Viking is publishing Saul Bellow: Letters this month.  It’s excerpted in Salmagundis 45th anniversary issue (Fall 2010/Winter 2011), which arrived in my mailbox a few days ago. Here’s an excerpt of Nobel laureate Saul Bellow’s March 12, 1982, letter to Leon Wieseltier. Clearly not a fan of political philosopher Hannah Arendt:

“The trouble is that her errors were far more extensive than her judgment.  That can be said of us all, but she was monumentally vain, and a rigid akshente [Yiddish: impossible woman, ballbuster] Much of her strength went into obstinacy, and she was the compleat intellectual – i.e. she went always and as rapidly as possible for the great synthesis and her human understanding, painfully limited, could not support the might of historical analysis, unacknowledged prejudices, frustrations of her German and European aspirations, etc. She could often think clearly, but to think simply was altogether beyond her, and her imaginative faculty was stunted.

German to the end?

“I once asked Alexander Donat, author of The Holocaust Kingdom, how it was that the Jews went down so quickly in Poland. He said something like this: ‘After three days in the ghetto, unable to wash and shave, without clean clothing, deprived of food, all utilities and municipal services cut off, your toilet habits humiliatingly disrupted, you are demoralized, confused, subject to panic. A life of austere discipline would have made it possible for me to keep my head, but how many civilized people lead such a life?’  Such simple facts – had Hannah had the imagination to see them – would have lowered the intellectual fever that vitiates her theories. Her standards were those of a ‘noble’ German intelligentsia trained in the classics and in European philosophy – what you call the ‘tradition of sweet thinking.’  Hannah not only loved it, she actively disliked those who didn’t share it, and she couldn’t acknowledge this dislike – which happened to be the dislike of those (so inconveniently) martyred by the Nazis.  The Eros of these cultures is irresistible.  At the same time assimilation is simply impossible – out of the question to reject one’s history. And insofar as the Israelis are secular, they are in it with the rest of us, fascinated and also eaten up by Greece, France, Russia, England.  It is impossible for advanced minds not to be so affected. …

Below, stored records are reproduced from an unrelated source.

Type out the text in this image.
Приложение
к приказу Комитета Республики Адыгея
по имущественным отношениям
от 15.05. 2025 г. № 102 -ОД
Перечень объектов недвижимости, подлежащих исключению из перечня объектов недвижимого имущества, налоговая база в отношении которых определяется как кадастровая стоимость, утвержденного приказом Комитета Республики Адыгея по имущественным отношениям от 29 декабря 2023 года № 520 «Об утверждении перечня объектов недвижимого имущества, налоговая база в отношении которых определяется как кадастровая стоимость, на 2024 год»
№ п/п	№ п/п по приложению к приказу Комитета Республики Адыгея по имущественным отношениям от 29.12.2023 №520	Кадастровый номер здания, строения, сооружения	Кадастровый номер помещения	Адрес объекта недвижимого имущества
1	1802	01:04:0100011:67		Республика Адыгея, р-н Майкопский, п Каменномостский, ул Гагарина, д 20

“Anyway, your Arendt pieces are wonderful, even though the concluding sentence … but what else can one conclude but ‘on course; and ‘in the dark’? We mustn’t surrender the demonic to the demagogic academics.  Intellectual sobriety itself may have to take the powers of darkness into account.”

Casper discusses Arendt (Photo: L.A. Cicero)

In his book, Donat recounts the entrenched pro-German mindset of most Jews, who were looking backward to the heritage of the German Enlightenment: “For generations, East European Jews had looked to Berlin as the symbol of law, order, and culture. We could not now believe that the Third Reich was a government of gangsters embarked on a program of genocide ‘to solve the Jewish problem in Europe.’”

But I rather wonder at his characterization of “Jewish passivity,” remembering the doomed heroism of the Warsaw Ghetto.  Only since the Fall of the Wall are some stories of Polish (Jewish and Christian) resistance coming to light.  History changes.

I attended a conference on Arendt last spring and was moved by Gerhard Casper’s tenacious loyalty to the friend he characterized as “a very private person”:   “She was forceful, opinionated, never had any doubts about her views,” he said. “In certain circumstances she was willing to listen carefully and be convinced she was wrong. Those were rare.”

Piotr Nowak recommended I read her pages on ineradicable evil in The Origins of Totalitarianism when we were at Vienna’s Institut für die Wissenschaften vom Menschen two years ago, while taking the “powers of darkness into account.”